Pressemeldung der Polizeiinspektion Prien

Tatverdächtigen zu Einbruchserie in Prien ermittelt

Prien am Chiemsee - Nachdem in zahlreiche Geschäfte und sogar Kirchen eingebrochen worden ist, hat es nun wohl einen Treffer gegeben. Dennoch ermittelt die Polizei weiter.

Ein zur Tatzeit wohnsitzloser ungarischer Staatsangehöriger steht im Verdacht, für eine schadensträchtige Einbruchserie im Zentrum von Prien verantwortlich zu sein.

Wie berichtet, ereigneten sich Mitte bis Ende Juli 2016 im Ortszentrum von Prien mehrere Eigentumsdelikte. So wurde in eine Konditorei und ein Fotoatelier eingebrochen sowie ein Fahrradschuppen, ein geparkter Wagen, drei am Busbahnhof geparkte Omnibusse des RVO und die Opferstöcke in der Taufkapelle und in der Kirche am Marktplatz aufgebrochen.
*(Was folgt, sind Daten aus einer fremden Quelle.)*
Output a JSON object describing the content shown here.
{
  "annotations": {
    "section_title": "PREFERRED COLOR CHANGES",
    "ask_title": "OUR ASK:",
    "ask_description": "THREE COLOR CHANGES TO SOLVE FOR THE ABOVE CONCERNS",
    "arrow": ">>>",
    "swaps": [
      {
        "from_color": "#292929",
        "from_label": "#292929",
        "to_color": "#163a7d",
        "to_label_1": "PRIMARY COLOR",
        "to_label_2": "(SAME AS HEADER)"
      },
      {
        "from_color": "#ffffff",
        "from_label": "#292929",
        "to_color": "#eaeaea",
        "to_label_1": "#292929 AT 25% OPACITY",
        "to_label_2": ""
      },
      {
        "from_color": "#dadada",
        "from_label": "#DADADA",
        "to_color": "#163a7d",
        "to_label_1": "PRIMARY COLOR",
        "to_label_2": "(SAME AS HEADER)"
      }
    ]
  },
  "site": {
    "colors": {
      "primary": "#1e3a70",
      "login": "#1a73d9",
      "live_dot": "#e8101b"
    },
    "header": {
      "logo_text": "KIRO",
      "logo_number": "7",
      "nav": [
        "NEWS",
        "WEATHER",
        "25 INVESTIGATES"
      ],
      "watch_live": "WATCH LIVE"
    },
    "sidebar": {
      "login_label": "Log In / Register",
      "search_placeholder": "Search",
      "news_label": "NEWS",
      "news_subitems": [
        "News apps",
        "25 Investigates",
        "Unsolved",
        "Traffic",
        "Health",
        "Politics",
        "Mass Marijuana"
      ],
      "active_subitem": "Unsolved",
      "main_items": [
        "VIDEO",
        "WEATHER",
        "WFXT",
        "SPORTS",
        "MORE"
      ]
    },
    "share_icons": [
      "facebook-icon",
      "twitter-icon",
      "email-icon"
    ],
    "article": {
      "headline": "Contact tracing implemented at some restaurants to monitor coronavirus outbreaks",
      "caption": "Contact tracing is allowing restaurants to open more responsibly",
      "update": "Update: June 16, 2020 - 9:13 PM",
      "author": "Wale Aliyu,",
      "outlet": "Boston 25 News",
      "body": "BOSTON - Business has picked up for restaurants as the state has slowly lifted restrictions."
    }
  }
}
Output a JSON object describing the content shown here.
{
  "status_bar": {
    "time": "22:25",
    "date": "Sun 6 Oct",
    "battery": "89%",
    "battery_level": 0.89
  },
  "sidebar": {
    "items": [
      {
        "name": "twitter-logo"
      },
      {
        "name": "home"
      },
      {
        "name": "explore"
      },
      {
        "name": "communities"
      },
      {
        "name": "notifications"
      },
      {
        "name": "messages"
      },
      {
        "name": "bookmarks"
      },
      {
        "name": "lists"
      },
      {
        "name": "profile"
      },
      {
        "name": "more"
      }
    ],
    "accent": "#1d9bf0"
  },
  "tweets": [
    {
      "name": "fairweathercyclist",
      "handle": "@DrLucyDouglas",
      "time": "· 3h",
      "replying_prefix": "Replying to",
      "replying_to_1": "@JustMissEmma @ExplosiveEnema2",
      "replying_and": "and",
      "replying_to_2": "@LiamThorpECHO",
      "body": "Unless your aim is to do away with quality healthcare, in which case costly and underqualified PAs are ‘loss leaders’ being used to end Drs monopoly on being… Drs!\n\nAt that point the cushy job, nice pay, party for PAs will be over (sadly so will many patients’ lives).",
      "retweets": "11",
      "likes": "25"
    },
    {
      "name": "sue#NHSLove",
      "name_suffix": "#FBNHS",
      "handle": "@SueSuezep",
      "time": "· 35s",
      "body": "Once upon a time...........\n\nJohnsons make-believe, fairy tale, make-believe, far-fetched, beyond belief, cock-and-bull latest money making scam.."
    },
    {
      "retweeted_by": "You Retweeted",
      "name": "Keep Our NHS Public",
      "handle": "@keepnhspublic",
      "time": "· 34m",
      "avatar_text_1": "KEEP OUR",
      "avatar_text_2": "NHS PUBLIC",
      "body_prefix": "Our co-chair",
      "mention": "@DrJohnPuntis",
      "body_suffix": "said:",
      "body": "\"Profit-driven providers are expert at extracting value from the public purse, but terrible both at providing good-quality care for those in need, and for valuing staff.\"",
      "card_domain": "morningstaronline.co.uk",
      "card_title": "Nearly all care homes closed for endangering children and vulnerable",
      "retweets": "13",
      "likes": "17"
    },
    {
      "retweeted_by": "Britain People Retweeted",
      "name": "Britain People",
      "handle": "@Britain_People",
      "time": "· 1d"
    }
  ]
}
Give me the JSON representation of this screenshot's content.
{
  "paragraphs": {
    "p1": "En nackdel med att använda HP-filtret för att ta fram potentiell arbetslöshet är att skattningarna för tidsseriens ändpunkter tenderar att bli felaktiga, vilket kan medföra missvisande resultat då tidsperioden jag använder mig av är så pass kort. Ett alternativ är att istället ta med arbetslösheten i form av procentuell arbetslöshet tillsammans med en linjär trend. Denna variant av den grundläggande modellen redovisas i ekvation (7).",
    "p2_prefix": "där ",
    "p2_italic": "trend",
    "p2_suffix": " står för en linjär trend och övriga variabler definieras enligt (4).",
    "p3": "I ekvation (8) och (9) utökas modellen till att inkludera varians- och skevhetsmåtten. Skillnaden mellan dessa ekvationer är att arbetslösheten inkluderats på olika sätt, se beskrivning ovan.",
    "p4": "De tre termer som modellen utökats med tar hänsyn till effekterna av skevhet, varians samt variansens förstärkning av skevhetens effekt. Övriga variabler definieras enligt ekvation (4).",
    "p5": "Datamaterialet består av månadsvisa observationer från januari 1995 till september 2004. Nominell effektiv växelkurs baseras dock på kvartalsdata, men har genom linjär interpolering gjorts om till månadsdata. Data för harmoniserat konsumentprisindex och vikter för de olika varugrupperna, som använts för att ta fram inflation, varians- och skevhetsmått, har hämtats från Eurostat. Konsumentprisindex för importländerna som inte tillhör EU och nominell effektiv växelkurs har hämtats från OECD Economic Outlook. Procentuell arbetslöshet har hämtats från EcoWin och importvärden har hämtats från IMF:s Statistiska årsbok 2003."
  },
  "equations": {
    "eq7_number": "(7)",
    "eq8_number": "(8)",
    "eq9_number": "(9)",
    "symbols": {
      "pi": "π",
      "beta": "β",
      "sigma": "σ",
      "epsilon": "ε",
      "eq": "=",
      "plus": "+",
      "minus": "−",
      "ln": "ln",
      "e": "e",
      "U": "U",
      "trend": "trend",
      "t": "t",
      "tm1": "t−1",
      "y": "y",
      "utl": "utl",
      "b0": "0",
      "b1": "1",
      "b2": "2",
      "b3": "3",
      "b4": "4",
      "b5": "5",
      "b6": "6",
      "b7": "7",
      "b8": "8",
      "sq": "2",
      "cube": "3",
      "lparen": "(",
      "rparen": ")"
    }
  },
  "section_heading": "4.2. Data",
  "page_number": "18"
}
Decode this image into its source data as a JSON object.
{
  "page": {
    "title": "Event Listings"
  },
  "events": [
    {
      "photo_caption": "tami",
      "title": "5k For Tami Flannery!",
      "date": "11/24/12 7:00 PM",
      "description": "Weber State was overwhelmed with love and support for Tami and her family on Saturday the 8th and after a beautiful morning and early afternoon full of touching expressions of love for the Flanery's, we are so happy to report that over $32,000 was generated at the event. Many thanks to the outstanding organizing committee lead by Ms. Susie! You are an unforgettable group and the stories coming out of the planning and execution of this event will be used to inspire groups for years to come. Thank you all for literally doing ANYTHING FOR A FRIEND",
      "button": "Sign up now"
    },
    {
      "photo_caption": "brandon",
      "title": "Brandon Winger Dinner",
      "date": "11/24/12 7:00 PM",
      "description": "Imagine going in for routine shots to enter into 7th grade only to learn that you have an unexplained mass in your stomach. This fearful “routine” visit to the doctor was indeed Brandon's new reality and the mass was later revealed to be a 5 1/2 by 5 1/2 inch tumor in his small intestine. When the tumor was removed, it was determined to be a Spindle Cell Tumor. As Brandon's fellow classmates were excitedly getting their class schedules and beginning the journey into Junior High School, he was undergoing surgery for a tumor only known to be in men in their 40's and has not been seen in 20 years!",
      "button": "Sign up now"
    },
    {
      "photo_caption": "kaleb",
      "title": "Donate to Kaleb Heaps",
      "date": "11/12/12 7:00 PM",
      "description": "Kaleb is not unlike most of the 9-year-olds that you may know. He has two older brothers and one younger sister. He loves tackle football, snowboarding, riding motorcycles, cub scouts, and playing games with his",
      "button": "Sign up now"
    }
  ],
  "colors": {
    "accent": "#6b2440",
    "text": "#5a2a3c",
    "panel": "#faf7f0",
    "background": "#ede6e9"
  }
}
Der Beuteschaden betrug insgesamt über 6.000 Euro, der dabei verursachte Sachschaden über 7.000 Euro.

Die umfangreichen Fahndungs- und Spurensicherungsmaßnahmen der Priener Polizei erbrachten zunächst keine Hinweise auf den oder die Täter. Die an den Tatobjekten aufwendig gesicherten Spuren und der bundesweite Abgleich führten schließlich zu gleichgelagerten Delikten, welche in Bayern und Berlin im Zeitraum Mai bis Dezember 2016 begangen wurden.

Mittlerweile gelang es anhand der Spurenauswertung, den Einbruch in drei RVO-Busse sowie in ein Fotogeschäft an der Hochriesstraße einem zur Tatzeit wohnsitzlosen, ungarischen Staatsangehörigen zuzuordnen. Ob die weiter angeführten Auf- und Einbrüche im Tatzeitraum ebenfalls auf das Konto des Ungarn gehen, wird derzeit geprüft. Die diesbezüglichen Ermittlungen von Staatsanwaltschaft und Polizei sind noch nicht abgeschlossen.